Chris packte zusätzlich zwei meiner Koffer und trug diese nach unten, während ich mir meine Handtasche und die restlichen zwei Gepäckstücke schnappte.
»Hast du nicht noch Flugessenzen?«, erkundigte sich Chris von der Treppe aus, als er unter dem Gewicht ächzte.
»Nein, leider alle aufgebraucht und selbst wenn, für die paar Stufen sind sie mir zu teuer. Dafür habe ich doch dich.« Neckisch schaute ich ihn an, während ich eine Tasche wieder abstellte, um ihm eine Kusshand zu zu werfen.
»Ich will auch was tragen«, forderte Moni.

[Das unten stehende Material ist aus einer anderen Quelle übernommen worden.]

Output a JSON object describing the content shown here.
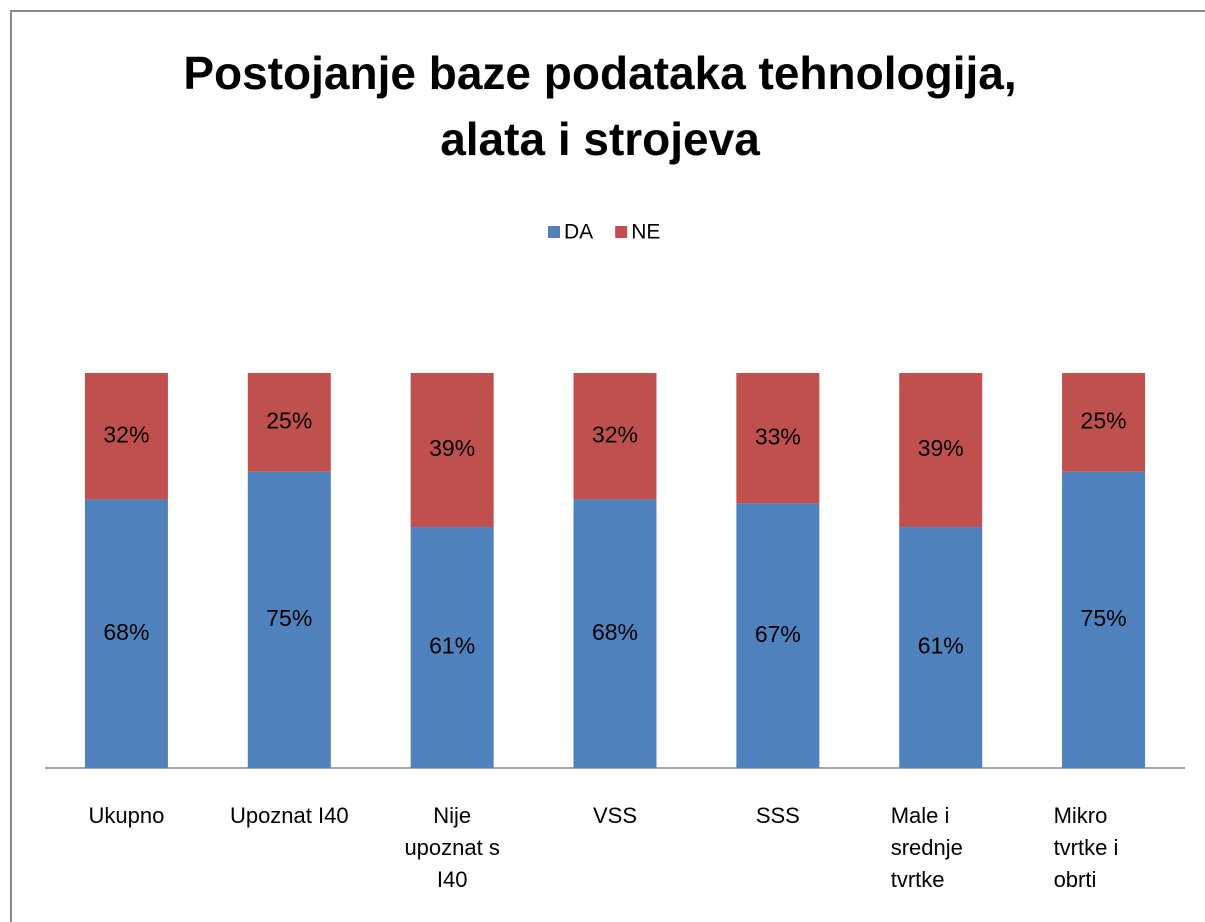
{
  "chart_data": {
    "type": "stacked_bar_100",
    "title": "Postojanje baze podataka tehnologija, alata i strojeva",
    "categories": [
      "Ukupno",
      "Upoznat I40",
      "Nije upoznat s I40",
      "VSS",
      "SSS",
      "Male i srednje tvrtke",
      "Mikro tvrtke i obrti"
    ],
    "series": [
      {
        "name": "DA",
        "color": "#4f81bd",
        "values": [
          68,
          75,
          61,
          68,
          67,
          61,
          75
        ],
        "value_labels": [
          "68%",
          "75%",
          "61%",
          "68%",
          "67%",
          "61%",
          "75%"
        ]
      },
      {
        "name": "NE",
        "color": "#c0504d",
        "values": [
          32,
          25,
          39,
          32,
          33,
          39,
          25
        ],
        "value_labels": [
          "32%",
          "25%",
          "39%",
          "32%",
          "33%",
          "39%",
          "25%"
        ]
      }
    ],
    "legend": "top"
  }
}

Ich beugte mich zu ihr hinunter und gab ihr meine Handtasche.
»Nimm die, aber vorsichtig, da sind sehr wichtige Sachen für mich drin.«
Behutsam nahm Moni die Tasche an sich und lief los.
Überprüfend ließ ich meinen Blick noch einmal schweifen, ob ich auch nichts vergessen hätte. Nur meine Kette konnte ich nach wie vor nicht finden. Sie jetzt noch zu suchen würde meinen Vater noch mehr reizen und ich dachte, für heute hatte ich mein Pensum ausgereizt.

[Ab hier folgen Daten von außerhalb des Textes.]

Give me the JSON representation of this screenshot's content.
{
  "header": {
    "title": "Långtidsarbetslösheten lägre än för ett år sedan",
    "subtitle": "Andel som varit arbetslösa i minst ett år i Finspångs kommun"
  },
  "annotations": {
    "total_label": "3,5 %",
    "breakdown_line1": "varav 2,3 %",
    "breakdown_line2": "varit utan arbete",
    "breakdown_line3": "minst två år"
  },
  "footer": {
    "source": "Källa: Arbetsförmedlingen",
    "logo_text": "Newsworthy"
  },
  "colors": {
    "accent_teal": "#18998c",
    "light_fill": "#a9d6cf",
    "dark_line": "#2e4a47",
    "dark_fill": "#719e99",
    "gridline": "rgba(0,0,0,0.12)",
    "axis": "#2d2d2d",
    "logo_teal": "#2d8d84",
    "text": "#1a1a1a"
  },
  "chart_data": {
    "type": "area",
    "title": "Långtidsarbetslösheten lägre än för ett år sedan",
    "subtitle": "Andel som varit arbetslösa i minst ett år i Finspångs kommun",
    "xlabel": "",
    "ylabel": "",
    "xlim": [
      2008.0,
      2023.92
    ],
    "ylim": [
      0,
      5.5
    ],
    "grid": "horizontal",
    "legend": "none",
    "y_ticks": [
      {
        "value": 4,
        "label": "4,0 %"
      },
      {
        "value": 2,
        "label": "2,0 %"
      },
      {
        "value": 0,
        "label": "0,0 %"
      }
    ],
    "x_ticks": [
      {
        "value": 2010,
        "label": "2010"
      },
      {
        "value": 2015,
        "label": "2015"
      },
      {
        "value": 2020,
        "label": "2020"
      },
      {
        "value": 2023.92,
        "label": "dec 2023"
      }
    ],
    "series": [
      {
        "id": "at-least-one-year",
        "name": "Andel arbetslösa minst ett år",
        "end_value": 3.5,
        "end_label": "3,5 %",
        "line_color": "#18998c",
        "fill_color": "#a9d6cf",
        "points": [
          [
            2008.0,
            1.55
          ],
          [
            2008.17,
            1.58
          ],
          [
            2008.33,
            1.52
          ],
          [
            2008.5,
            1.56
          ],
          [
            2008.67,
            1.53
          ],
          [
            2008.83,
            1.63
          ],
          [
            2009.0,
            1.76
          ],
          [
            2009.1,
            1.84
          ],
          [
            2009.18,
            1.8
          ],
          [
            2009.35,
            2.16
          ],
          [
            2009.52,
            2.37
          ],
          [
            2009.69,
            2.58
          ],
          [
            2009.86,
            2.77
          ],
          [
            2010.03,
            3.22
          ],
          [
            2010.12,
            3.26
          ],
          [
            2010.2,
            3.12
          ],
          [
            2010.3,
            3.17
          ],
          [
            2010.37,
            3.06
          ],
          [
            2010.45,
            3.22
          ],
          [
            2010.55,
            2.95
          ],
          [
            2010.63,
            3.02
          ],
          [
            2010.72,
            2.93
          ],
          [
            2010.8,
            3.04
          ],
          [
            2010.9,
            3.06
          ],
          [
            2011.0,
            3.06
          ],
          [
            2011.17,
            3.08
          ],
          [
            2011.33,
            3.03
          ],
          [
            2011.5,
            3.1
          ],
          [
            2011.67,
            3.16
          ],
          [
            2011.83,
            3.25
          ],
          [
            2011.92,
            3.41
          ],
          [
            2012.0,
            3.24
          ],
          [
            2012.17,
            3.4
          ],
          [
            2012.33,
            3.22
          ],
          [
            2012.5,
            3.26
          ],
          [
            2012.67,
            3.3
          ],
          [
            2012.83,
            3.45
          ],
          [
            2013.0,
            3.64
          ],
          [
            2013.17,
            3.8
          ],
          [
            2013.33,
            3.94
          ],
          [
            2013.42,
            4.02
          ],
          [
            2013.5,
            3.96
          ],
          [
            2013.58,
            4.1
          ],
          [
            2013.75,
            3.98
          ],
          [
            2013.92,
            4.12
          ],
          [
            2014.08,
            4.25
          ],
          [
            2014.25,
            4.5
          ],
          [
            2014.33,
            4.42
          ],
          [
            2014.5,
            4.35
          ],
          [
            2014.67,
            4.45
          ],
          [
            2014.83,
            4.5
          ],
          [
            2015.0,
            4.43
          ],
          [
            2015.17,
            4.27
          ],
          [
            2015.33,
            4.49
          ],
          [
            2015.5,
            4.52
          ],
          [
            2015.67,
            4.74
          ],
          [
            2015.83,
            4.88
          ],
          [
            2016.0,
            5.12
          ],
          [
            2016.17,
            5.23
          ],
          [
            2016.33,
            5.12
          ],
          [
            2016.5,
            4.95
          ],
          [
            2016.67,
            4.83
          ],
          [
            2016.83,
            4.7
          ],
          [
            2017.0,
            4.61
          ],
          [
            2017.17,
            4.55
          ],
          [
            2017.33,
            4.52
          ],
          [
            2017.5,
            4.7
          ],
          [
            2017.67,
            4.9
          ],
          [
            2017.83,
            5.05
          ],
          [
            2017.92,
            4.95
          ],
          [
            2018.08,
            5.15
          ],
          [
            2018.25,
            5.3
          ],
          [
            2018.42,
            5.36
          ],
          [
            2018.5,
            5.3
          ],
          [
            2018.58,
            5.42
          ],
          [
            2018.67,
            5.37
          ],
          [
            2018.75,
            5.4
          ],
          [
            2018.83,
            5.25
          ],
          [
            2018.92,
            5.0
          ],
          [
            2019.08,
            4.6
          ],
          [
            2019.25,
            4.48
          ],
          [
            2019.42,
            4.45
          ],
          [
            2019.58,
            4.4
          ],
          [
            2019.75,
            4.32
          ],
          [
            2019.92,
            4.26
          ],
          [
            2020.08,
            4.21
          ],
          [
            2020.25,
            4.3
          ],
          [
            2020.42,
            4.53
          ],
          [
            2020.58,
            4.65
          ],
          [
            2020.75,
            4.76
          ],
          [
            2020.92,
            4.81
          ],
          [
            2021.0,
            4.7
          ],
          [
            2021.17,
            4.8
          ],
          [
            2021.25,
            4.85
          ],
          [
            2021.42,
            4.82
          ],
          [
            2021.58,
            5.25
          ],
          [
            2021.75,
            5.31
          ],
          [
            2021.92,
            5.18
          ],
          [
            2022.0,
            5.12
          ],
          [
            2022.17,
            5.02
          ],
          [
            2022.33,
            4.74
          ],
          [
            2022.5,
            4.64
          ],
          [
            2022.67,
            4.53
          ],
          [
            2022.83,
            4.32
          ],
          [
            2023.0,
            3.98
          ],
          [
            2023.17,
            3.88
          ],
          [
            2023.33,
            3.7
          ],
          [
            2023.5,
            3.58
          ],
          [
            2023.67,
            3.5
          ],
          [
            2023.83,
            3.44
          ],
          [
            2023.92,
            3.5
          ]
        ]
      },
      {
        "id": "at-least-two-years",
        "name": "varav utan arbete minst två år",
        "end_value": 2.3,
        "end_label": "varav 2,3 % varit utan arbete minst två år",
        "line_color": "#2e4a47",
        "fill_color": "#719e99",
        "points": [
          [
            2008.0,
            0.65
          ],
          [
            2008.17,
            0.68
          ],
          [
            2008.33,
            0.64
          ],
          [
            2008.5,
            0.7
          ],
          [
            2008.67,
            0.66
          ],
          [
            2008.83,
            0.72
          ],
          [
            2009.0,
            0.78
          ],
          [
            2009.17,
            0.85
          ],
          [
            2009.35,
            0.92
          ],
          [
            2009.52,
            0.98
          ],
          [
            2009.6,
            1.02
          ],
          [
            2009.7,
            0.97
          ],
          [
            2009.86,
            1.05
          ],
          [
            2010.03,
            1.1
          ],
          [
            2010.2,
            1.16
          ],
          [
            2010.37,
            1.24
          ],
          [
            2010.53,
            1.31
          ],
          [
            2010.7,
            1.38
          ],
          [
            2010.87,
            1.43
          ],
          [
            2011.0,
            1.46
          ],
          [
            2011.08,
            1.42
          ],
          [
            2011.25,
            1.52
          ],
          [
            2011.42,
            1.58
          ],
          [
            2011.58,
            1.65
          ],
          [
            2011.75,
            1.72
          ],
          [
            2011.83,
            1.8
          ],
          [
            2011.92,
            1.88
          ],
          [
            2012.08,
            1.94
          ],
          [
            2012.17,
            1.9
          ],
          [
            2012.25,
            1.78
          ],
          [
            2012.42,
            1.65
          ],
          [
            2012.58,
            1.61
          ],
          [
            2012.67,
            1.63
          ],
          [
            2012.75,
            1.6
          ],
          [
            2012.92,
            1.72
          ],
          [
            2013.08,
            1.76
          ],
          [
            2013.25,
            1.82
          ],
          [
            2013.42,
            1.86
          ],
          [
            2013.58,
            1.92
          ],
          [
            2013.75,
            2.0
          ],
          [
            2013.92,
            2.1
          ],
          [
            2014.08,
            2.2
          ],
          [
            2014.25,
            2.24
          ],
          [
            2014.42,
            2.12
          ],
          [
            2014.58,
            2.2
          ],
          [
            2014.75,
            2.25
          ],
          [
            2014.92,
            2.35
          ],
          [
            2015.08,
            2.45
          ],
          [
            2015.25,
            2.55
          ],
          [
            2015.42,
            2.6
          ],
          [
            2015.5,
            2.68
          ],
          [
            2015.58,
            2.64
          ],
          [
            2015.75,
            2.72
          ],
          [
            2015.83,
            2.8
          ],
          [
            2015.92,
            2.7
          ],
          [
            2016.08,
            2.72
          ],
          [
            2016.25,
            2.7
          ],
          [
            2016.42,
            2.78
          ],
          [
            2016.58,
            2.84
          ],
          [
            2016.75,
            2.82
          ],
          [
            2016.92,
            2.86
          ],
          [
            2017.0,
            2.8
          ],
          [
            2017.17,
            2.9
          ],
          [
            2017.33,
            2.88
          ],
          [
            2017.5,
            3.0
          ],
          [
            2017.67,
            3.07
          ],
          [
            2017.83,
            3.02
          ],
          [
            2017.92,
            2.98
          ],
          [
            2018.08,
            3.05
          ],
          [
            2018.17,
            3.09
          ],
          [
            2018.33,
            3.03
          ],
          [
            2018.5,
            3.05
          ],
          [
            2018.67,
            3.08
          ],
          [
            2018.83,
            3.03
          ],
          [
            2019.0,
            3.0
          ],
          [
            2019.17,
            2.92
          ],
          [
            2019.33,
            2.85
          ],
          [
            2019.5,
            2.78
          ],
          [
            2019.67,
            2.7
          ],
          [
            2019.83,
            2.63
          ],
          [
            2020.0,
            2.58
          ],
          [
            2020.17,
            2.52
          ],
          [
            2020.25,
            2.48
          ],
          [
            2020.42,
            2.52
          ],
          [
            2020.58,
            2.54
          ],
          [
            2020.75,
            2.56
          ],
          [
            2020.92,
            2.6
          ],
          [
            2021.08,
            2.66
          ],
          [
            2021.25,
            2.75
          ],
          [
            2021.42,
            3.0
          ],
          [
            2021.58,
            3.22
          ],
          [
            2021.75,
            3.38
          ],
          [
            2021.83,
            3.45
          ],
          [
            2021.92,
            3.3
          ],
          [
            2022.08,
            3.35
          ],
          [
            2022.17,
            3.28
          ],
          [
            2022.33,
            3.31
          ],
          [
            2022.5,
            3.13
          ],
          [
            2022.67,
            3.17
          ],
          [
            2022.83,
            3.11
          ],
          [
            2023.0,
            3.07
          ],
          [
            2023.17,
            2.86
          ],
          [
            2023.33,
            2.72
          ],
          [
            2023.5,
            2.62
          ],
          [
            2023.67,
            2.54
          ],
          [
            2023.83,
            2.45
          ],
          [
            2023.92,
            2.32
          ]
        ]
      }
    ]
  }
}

Ich schloss sorgsam meine Tür und drehte den Schlüssel herum, um ungebetene Besucher fernzuhalten.
Wenn ich eines nicht brauchte, dann war es Emilias vorgetäuschte Nettigkeit mein Zimmer aufräumen zu wollen und damit wieder irgendetwas zu finden, was mich in Schwierigkeiten bei meinem Vater brachte. Ich war mir absolut sicher, dass sie das nur machte, um mich in die Pfanne zu hauen.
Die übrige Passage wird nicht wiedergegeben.